Honestly, the way that they mistreated you enrages me. ABA doesn't do sh** to improve things, it just breaks people. I believe that they tried some mild ABA techniques on me back when I was in public school (elementary especially), and while they were well-intentioned and didn't involve any outright abuse, they still kind of screwed me up. I just hated the unfair treatment and increased scrutiny I faced compared to the other students, and as a result I developed a deep-seated hatred of rules and authority from a young age. It's not so bad now, but back when I was in elementary/middle school, it was very much me vs. the teachers and administration, and this continued somewhat in high school as well.
I had it when I was younger - maybe I had the milder version, mine was actually a little useful, could have been more useful if I was better at following directions. It was about self awareness and social skills.

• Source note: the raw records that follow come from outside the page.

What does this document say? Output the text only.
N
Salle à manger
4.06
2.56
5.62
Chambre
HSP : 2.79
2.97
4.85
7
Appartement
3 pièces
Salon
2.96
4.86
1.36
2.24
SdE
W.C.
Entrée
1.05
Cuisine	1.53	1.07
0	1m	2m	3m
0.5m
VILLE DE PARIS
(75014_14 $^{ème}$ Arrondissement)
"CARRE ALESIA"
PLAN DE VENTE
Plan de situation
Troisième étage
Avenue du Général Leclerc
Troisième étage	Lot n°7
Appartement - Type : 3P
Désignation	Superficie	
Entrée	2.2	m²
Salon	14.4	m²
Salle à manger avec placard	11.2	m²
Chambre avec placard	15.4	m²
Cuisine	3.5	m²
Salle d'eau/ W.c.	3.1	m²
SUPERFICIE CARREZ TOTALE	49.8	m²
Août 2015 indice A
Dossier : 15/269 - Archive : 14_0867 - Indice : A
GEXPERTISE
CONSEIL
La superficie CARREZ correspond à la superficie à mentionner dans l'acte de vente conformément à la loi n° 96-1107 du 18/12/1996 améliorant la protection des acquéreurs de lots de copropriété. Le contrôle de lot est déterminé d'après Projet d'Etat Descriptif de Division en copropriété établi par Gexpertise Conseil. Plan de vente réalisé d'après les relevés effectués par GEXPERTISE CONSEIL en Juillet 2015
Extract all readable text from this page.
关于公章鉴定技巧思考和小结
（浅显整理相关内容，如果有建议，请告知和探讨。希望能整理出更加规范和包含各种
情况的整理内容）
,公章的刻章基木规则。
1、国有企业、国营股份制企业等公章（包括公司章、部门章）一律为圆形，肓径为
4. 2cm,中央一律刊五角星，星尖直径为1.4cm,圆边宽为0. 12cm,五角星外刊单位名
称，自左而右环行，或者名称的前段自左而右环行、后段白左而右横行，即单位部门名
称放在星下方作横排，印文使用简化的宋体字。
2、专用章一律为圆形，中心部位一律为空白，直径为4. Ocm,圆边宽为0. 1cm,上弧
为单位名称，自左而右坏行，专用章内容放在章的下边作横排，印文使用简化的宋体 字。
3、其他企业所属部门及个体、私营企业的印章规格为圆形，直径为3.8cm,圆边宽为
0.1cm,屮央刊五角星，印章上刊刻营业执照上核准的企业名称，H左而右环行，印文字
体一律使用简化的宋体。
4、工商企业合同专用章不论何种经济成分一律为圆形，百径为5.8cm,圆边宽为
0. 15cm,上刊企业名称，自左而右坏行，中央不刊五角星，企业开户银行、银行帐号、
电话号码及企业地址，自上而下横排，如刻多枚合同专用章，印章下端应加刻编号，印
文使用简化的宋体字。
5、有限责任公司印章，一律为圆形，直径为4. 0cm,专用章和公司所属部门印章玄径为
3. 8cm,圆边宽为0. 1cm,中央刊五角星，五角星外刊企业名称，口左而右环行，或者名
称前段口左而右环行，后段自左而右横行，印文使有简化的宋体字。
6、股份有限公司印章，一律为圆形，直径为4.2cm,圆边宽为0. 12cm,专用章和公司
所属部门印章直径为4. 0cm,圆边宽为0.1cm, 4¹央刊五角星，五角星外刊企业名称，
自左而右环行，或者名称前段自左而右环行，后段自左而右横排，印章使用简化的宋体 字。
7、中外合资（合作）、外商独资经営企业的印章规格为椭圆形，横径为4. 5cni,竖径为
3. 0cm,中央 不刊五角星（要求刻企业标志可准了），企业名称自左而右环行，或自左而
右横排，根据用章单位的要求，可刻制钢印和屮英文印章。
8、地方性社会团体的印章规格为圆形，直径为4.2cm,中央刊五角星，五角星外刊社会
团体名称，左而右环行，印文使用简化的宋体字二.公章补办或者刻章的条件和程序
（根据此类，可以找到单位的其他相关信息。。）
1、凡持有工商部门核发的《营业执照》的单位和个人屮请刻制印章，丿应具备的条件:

The ABA that my kids received is basically using the exact same principles as training a dog (it's classical conditioning). In my humble opinion, the only real use for it, is teaching skills that are necessary even without understanding. For example, ABA was used to teach my son to respond to the command "stop". With that command, I needed him to stop when told to stop (he's a runner), but didn't necessarily need him to understand the word. It worked. But I don't approve of teaching social skills with ABA because it's fake. It's like how you can teach a dog to "shake hands" but for the dog, the action is totally meaningless. The dog just knows if he does it, he gets a treat. Well, the same thing happens with ABA, if you teach the kid to shakes hands (or whatever). I would rather my child understand the social skills, because my child is a human not a dog. I'll hop off my soapbox now.
Generally speaking, what they do in an ABA session (with kids anyway) is have a list of goals and move through the list. The first goal, present the task, give a verbal cue to do it, wait, give a visual prompt, wait, give a physical prompt, reward. They usually move through the goals really fast doing several in a matter of minutes. They repeat it over and over, first removing the physical prompt, then removing the visual prompt and so eventually the child does it with just a verbal cue. It works because, like Pavlov and his salivating dogs, the child associates doing the action with a reward. Eventually, the reward too gets phased out. You can look it up on YouTube to see it in action. I've never seen it done with any over the age of 13 before though.
Edit (for addition and clarity): Here's a video http://www.youtube.com/watch?v=NbVG8lYEsNs
Last edited by WelcomeToHolland on 09 May 2014, 7:41 pm, edited 2 times in total.
I really don't like ABA. Even without the potential for abuse that KoR mentioned, it's too rigid a teaching method, especially for autistic children. It is based on the idea that the client's thoughts and feelings are irrelevant, and that only behavior is a useful measure.
The type of ABA used for autistics was first designed by Lovaas, who designed it at first to be used on "effeminate" boys to force them to conform their behavior to Lovaas's male ideal. It was little changed when it was applied to autistic people to try to make them "indistinguishable from their peers"--i.e., to force them to act in neurotypical ways.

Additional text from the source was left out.